Sunday, February 23, 2025

Luxury Brands in China Resort to Deep Discounts Amid Crisis

Yonhap News

Luxury brands are launching aggressive sales campaigns, including 50% off promotions, as China’s economy struggles to recover and middle-class consumers reduce spending. This trend is attributed to the sluggish economy and Chinese President Xi Jinping’s “Common Property Policy,” emphasizing equal wealth distribution.

The Financial Times (FT) reported on Tuesday, citing data from a luxury site aggregator, that the average discount rates for Versace and Burberry in China increased from 30% and 40% last year to over 50% this year.

On Alibaba and its subsidiary Tmall, Marc Jacobs offered more than 50% off on handbags, clothing, and shoes earlier this month, while Bottega Veneta provided 24-month interest-free installments on bag purchases.

According to consulting firm Bain & Company, luxury goods sales in China’s domestic market saw a significant surge when travel restrictions due to COVID-19 prevented Chinese consumers from shopping overseas. In 2021, sales reached approximately double the amount recorded in 2019.

High-end brands have expanded their inventory to meet the rising demand and started selling on e-commerce platforms such as Tmall and Jingdong.com to boost sales. They have even raised prices in China to compensate for losses in Europe and the United States.

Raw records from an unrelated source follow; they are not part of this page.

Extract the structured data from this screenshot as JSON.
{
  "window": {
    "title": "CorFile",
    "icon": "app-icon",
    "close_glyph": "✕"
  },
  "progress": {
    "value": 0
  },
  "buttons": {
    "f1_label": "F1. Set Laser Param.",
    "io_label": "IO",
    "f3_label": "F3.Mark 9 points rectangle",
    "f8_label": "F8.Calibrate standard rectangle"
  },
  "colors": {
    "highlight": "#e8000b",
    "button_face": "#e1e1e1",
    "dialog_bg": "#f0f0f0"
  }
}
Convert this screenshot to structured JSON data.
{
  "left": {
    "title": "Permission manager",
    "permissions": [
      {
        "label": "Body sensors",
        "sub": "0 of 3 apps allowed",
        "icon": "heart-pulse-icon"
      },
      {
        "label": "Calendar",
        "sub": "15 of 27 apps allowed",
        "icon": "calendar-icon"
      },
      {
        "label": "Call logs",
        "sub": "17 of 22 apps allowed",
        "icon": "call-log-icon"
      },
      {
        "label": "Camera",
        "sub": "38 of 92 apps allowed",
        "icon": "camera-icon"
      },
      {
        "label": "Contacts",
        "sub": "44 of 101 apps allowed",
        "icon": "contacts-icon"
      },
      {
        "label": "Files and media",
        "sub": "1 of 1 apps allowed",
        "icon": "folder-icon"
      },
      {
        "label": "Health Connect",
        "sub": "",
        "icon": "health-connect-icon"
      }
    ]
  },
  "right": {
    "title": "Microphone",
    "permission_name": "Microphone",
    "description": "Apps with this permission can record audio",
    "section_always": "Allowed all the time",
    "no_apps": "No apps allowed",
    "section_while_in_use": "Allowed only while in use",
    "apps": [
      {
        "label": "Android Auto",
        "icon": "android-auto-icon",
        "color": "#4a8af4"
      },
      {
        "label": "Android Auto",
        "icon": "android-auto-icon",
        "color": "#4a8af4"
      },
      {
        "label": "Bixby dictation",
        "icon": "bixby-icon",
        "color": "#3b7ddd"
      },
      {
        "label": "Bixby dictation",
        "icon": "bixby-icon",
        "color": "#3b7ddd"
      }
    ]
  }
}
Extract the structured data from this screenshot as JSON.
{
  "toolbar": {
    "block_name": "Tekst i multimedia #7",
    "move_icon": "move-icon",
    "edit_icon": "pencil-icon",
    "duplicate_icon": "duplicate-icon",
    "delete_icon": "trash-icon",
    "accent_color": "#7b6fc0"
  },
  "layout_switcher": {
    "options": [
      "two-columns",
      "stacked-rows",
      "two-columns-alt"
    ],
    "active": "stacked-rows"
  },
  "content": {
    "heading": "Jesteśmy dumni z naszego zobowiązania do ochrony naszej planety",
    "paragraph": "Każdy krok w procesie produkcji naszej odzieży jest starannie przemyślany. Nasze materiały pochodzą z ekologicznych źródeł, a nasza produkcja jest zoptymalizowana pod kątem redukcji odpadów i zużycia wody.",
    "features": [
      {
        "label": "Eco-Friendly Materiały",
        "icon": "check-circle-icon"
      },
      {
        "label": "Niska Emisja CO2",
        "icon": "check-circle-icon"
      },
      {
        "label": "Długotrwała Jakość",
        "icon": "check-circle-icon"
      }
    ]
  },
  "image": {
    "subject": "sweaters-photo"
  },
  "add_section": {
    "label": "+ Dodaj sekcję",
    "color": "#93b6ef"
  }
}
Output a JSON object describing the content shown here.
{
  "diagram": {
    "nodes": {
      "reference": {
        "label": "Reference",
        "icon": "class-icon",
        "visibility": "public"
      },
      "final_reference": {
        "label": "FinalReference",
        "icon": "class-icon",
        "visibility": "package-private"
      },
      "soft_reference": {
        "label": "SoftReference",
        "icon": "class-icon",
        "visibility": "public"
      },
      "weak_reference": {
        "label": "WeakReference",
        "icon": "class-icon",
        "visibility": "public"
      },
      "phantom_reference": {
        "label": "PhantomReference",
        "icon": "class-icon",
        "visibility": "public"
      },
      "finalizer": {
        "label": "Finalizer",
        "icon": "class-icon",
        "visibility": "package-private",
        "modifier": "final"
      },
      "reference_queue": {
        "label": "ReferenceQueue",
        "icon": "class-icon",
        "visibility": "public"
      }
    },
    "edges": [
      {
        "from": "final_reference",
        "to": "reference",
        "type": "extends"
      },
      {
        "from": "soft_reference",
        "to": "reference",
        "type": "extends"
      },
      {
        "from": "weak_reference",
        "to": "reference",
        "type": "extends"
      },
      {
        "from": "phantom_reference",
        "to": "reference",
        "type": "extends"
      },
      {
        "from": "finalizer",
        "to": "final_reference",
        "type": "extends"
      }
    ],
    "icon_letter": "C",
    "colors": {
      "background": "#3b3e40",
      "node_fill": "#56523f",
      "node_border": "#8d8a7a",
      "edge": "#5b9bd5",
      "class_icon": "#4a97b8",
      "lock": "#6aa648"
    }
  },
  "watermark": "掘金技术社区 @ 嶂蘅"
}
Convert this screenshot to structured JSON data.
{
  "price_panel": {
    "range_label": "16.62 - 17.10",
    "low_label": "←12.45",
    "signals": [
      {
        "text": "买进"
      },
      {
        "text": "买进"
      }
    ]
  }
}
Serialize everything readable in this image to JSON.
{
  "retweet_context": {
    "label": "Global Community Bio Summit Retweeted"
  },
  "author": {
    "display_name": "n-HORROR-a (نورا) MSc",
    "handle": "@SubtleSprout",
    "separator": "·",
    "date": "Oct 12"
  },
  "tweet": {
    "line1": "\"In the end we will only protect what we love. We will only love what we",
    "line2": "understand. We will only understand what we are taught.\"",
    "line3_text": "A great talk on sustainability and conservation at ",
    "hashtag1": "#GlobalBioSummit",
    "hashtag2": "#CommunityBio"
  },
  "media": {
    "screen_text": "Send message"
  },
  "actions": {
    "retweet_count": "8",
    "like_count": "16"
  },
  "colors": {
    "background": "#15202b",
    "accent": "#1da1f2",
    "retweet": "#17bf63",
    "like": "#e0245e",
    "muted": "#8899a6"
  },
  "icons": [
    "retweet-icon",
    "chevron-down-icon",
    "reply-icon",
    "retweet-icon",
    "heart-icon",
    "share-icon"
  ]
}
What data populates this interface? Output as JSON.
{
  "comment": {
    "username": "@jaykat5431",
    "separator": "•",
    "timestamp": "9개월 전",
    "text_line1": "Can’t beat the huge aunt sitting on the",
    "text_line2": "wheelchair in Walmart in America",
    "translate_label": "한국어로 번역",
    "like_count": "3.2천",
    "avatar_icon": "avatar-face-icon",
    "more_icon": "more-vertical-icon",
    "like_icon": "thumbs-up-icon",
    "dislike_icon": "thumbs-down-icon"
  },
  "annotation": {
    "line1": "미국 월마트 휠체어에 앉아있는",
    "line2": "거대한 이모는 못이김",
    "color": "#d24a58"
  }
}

However, consumer confidence remains subdued due to factors such as a slowdown in the real estate market, rising unemployment, and the resurgence of COVID-19 in China since 2022, despite the “With Covid policy.” Major cities like Beijing and Shanghai have faced extended lockdowns.

While high-end brands struggle with excess inventory, Chinese people have also turned to buying products in Japan, taking advantage of the weak yen after resuming overseas travel.

Furthermore, e-commerce companies have offered price discounts to stimulate traffic amid the economic slowdown, leading to an increase in return rate from online sales, which has become a headache. The return and cancellation rate for Marc Jacobs in China has risen from 30% last year to 40% this year.

Jelena Sokolova, an analyst at Morningstar, warned of the “risk of uncontrolled discounting when you sell to a wholesaler in China,” noting that online discounts exposed to the public particularly damage a brand’s image.

A fashion curator pointed out that the perception of brand value is shifting as some brands offer discounts ranging from 40% to 60%. Consumers of high-end brands expect a certain level of pricing integrity.

Jonathan Siboni, founder of data intelligence platform Luxurynsight in Paris, saw that, unlike in the past, polarization between winners and losers is now taking place in the Chinese high-end brand market. “The challenge is for the brands stuck in the middle, and they are not cheap enough or not big enough to survive,” he said.

Bain & Company saw the formation of an atmosphere of shaming luxury among the Chinese affluent class in the economic slowdown, similar to the US and Europe during the 2008 financial crisis, as a disaster for high-end brands.

Kenneth Chow of Oliver Wyman commented on the Chinese government’s focus on wealth distribution, stating that its pursuit of common prosperity actually impedes the distribution of wealth.